Des buses et des prises d’air doivent être installées sur la façade ou sur la toiture et s’emboîtent dans des gaines ou conduits qui traversent les murs.

Avantages : 15 % d’économie de chauffage par rapport à la VMC simple flux. L’air entrant est filtré donc débarrassé des poussières, pollens et autres sources de pollution extérieure.

C’est le système qui convient le mieux aux constructions bien isolées et qui garantit le moins de déperdition de chaleur.

 

Et sa déclinaison

– Deux en une : la VMC-gaz permet d’évacuer par le même réseau l’air vicié de votre logement et les produits de combustion de votre chaudière et de votre chauffe-eau à gaz si vous en disposez.

Entretien indispensable

Il est conseillé et important d’entretenir régulièrement son système de ventilation quel qu’il soit.
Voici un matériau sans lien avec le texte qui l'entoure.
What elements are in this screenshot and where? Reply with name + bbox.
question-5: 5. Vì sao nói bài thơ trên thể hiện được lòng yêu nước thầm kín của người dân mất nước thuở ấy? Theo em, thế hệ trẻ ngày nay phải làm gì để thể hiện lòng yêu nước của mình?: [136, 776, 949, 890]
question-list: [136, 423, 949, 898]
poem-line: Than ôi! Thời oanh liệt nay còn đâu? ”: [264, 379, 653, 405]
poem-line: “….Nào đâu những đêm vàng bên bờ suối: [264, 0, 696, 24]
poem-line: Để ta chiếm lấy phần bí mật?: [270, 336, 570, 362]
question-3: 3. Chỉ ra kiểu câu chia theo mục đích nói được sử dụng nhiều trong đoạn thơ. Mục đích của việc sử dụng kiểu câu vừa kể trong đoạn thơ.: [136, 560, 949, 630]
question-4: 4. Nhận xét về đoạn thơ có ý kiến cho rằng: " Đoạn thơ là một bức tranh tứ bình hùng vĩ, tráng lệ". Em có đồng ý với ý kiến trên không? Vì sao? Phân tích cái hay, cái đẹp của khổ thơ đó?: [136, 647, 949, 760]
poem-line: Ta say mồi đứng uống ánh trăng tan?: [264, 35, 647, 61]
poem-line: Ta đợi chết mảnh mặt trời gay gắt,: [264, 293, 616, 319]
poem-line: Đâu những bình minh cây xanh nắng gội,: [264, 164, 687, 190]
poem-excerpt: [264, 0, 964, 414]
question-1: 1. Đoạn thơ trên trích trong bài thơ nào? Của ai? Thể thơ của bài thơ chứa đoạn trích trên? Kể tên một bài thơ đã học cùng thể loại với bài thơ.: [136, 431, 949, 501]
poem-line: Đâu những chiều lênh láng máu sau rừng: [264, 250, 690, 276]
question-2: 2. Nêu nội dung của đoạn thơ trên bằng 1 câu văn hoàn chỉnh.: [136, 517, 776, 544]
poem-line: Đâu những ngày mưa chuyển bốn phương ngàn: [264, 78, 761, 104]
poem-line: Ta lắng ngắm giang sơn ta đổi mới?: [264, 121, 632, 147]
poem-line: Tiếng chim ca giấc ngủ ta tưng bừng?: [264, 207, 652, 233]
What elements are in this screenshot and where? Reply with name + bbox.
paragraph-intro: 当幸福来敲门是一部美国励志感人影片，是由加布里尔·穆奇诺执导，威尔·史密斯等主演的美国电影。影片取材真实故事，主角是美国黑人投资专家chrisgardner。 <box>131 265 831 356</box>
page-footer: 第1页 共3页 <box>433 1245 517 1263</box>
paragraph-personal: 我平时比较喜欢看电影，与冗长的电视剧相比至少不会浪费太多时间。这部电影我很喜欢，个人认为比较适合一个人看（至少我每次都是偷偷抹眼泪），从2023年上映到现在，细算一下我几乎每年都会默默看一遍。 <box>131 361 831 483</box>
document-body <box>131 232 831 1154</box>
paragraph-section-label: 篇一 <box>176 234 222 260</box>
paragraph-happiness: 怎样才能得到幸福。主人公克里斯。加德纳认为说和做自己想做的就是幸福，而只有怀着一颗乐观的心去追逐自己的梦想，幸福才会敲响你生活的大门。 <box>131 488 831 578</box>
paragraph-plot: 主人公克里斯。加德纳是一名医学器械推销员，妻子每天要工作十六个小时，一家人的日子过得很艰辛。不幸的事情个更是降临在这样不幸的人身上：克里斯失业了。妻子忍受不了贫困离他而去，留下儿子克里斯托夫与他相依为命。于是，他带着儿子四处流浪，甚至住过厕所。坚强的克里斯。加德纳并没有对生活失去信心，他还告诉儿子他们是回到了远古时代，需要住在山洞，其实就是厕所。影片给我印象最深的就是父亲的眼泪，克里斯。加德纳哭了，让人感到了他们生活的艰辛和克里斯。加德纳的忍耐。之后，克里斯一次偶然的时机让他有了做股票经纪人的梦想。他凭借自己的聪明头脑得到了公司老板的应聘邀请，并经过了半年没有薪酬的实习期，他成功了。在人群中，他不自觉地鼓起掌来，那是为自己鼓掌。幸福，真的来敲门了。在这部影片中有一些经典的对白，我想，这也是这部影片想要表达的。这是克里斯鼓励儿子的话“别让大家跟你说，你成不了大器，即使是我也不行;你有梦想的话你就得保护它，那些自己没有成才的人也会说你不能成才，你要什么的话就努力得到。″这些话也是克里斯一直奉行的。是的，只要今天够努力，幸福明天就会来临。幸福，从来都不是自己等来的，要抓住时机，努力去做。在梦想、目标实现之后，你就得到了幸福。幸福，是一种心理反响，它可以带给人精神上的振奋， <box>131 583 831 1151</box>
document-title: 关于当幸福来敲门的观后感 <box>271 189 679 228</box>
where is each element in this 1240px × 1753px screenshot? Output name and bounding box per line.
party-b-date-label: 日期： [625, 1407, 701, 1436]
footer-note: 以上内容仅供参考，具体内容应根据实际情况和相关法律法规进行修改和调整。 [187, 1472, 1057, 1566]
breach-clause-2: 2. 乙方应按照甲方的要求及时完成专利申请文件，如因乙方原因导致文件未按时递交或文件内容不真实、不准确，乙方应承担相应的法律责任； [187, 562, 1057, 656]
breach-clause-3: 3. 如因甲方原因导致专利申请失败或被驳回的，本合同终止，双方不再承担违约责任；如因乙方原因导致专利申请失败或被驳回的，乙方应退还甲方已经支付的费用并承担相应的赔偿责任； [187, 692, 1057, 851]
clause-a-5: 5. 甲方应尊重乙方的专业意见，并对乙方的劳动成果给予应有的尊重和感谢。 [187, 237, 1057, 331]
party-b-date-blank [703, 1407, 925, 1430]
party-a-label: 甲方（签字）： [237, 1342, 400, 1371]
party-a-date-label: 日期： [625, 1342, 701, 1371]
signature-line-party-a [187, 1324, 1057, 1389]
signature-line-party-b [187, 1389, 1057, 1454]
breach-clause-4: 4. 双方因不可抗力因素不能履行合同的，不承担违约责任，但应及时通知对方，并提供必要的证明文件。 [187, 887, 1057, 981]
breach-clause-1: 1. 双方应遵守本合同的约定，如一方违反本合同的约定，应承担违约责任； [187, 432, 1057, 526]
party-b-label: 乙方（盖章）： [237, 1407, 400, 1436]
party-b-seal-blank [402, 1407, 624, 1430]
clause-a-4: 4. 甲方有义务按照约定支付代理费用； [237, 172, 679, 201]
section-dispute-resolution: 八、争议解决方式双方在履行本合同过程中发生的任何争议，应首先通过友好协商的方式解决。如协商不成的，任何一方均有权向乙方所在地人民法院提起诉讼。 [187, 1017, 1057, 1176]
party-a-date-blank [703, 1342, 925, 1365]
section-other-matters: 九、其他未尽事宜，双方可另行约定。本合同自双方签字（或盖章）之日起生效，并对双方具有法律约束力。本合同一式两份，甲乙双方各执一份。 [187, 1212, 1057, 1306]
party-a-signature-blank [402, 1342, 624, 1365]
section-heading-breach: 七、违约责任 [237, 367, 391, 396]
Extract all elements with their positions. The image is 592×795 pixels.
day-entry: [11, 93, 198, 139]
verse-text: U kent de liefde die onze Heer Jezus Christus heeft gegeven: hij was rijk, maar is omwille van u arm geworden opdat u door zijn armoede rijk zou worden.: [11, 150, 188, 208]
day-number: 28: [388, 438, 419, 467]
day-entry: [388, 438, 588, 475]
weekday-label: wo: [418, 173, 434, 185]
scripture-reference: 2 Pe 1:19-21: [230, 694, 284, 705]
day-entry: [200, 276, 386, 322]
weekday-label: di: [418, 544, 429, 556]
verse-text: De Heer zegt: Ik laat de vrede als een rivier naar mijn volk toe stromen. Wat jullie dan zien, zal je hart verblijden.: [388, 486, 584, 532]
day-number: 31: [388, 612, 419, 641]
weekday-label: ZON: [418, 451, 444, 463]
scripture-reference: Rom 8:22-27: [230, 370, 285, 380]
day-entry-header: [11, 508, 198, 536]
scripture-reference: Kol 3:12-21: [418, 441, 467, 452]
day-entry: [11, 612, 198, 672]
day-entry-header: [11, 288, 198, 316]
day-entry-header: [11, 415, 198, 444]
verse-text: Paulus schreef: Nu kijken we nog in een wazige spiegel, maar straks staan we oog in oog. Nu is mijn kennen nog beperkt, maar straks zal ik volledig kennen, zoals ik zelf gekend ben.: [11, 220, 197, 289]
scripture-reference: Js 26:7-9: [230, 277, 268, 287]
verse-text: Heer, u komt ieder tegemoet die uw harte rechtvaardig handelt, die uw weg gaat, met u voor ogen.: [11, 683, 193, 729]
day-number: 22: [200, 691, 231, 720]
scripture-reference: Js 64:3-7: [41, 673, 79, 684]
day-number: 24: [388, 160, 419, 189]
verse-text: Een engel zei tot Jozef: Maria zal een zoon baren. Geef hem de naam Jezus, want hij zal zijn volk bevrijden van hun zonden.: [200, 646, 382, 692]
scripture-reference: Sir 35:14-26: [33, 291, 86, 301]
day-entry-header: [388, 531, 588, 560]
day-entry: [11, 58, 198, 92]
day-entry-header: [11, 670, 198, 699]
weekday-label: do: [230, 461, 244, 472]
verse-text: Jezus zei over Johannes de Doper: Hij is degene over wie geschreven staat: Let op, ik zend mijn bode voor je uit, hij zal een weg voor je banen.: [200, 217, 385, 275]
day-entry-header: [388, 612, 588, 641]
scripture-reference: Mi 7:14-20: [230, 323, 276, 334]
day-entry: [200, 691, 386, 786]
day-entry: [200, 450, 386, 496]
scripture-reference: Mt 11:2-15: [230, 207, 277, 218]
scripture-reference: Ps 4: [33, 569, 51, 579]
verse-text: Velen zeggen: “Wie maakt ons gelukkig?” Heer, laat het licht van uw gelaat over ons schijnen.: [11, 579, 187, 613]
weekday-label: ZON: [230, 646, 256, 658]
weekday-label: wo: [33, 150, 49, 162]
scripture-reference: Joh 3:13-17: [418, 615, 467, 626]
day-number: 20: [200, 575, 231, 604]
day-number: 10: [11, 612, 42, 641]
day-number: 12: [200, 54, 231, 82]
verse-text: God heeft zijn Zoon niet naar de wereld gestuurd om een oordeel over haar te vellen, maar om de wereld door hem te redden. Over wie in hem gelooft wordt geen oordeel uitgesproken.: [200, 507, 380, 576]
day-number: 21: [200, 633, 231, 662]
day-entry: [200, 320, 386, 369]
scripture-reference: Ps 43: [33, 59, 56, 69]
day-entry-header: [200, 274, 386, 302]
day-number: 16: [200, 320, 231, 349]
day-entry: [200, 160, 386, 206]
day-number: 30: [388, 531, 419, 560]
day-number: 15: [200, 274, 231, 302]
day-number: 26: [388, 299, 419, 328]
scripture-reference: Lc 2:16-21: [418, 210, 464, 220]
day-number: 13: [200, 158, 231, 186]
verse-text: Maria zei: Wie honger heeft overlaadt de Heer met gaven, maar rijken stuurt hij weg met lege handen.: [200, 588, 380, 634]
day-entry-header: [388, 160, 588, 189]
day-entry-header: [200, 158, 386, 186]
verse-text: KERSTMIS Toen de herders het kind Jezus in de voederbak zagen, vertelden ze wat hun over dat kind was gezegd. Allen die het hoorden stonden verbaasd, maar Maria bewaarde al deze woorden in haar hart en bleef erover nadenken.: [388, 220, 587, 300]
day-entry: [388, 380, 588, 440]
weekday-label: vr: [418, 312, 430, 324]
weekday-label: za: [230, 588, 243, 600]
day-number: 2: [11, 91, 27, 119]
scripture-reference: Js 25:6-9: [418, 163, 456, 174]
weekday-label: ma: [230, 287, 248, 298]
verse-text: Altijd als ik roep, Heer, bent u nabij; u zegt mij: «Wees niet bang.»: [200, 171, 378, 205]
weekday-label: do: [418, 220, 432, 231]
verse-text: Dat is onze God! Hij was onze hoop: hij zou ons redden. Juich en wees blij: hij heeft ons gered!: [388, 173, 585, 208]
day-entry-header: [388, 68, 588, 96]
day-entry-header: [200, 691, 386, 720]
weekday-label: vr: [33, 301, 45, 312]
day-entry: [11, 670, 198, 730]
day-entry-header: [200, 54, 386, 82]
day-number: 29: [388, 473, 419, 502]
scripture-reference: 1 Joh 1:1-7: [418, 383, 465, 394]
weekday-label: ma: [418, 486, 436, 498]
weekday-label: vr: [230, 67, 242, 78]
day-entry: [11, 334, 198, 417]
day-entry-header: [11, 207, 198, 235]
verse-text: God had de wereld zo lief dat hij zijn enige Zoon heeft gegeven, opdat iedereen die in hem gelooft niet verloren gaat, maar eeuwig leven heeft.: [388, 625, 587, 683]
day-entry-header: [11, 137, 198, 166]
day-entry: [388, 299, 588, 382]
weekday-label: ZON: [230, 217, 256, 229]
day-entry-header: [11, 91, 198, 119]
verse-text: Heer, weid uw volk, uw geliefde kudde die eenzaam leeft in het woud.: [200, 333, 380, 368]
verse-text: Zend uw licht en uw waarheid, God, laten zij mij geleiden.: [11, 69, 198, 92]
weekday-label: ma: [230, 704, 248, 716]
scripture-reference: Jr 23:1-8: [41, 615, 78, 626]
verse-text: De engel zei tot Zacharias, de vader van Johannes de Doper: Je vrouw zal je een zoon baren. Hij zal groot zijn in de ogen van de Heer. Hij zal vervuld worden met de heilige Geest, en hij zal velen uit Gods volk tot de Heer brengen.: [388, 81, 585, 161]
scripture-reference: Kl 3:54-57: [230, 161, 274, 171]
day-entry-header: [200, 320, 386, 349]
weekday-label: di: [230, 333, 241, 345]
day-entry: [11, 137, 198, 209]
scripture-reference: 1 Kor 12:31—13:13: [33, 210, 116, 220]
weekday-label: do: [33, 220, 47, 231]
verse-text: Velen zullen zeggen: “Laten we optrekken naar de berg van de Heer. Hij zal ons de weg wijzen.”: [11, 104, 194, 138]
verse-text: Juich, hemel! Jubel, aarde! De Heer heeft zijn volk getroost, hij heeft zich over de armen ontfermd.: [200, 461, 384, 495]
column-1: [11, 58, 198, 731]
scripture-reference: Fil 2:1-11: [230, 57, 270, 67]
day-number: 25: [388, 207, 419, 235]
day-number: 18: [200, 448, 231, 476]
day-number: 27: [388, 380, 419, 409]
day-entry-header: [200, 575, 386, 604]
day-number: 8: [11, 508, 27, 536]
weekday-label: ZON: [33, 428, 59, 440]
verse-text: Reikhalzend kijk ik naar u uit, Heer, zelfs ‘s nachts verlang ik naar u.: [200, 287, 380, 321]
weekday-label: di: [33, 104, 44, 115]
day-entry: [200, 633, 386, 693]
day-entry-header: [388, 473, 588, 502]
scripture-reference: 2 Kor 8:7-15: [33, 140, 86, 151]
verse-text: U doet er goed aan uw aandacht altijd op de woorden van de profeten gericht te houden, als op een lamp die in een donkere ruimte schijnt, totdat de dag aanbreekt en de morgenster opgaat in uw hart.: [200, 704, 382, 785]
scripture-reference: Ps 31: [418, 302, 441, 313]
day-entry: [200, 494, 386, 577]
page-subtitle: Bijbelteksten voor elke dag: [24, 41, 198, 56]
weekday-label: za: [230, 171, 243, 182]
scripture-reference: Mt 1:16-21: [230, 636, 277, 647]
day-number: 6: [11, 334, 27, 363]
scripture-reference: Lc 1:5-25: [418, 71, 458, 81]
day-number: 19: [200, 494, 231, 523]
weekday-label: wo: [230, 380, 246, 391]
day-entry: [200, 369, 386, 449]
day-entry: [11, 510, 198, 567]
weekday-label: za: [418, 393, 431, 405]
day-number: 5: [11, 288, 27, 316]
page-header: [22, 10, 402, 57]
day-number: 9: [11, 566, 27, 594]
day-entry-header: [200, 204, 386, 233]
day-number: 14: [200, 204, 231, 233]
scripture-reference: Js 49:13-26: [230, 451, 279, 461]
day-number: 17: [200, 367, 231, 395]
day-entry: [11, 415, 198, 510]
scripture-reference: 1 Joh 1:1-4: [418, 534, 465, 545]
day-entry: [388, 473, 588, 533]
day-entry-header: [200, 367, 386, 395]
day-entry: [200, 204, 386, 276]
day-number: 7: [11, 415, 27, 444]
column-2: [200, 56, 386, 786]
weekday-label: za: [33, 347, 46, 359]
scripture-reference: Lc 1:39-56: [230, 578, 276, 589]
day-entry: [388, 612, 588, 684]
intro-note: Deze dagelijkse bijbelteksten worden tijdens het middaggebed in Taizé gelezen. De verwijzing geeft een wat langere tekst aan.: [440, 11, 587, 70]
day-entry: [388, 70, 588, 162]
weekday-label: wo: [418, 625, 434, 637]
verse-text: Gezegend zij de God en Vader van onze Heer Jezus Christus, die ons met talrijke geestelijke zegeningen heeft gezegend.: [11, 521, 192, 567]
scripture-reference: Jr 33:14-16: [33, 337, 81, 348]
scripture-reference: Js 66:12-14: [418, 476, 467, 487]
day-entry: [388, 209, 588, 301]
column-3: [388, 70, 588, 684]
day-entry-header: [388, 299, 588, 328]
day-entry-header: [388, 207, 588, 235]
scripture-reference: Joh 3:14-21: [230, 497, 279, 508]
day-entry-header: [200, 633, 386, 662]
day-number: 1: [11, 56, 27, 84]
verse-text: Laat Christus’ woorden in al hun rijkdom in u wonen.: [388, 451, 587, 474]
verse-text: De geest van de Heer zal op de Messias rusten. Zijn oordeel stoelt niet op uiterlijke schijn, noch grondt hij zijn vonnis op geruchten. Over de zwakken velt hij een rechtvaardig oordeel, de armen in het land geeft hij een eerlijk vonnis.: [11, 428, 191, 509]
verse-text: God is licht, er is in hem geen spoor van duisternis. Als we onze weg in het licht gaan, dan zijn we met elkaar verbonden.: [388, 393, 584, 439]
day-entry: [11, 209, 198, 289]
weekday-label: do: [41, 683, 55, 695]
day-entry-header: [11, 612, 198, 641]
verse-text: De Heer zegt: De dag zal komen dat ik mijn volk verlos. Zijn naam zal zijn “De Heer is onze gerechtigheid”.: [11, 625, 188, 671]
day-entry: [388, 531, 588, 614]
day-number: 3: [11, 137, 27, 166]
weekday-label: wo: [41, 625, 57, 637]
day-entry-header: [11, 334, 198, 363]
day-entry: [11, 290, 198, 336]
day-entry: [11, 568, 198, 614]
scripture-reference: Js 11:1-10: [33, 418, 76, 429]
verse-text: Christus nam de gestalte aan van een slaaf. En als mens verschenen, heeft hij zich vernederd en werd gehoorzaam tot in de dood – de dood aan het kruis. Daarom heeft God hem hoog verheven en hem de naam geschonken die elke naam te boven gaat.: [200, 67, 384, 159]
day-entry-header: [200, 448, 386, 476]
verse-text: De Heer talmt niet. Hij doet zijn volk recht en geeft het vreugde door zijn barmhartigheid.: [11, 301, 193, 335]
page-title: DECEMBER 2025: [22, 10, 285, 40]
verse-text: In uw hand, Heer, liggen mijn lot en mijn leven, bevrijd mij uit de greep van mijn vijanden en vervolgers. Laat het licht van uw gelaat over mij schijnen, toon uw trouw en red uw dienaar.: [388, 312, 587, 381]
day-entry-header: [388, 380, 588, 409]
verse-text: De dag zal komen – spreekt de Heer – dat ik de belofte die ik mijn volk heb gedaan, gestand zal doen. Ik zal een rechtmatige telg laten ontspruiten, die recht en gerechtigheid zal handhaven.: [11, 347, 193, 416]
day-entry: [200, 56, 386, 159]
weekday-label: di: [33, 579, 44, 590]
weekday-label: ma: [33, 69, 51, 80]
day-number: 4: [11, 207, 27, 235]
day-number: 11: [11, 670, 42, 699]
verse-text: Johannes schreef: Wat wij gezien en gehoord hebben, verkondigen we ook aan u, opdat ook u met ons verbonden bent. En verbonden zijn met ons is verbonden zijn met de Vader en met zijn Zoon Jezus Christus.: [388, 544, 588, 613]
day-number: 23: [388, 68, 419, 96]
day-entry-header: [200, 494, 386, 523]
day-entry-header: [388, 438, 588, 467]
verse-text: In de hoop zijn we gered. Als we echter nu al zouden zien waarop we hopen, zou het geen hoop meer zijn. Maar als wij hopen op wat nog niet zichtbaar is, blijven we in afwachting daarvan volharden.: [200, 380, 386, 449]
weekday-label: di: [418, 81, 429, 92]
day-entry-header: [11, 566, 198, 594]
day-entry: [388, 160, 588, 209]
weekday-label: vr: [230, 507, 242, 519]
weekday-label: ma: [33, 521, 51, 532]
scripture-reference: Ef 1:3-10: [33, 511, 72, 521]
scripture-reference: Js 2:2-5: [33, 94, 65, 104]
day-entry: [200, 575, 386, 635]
Quels gestes à accomplir ?

– Nettoyer les grilles d’entrée d’air tous les 3 à 6 mois selon l’endroit où elles sont placées.

– Idem pour les bouches d’extraction. Certaines peuvent même être retirées pour passer dans le lave-vaisselle !

– Dépoussiérez les filtres ou changez-les s’ils sont abimés.

– Vérifiez le moteur et le ventilateur des VMC.

– Pour les VMC double-flux, il est conseillé de demander aux chauffagistes de vérifier les gaines, le caisson central et les entrées d’air tous les 3 ans minimum.

Attention

La VMC gaz doit faire l’objet d’un contrat de maintenance avec visite de contrôle tous les ans et réglage tous les cinq ans pour des raisons de sécurité.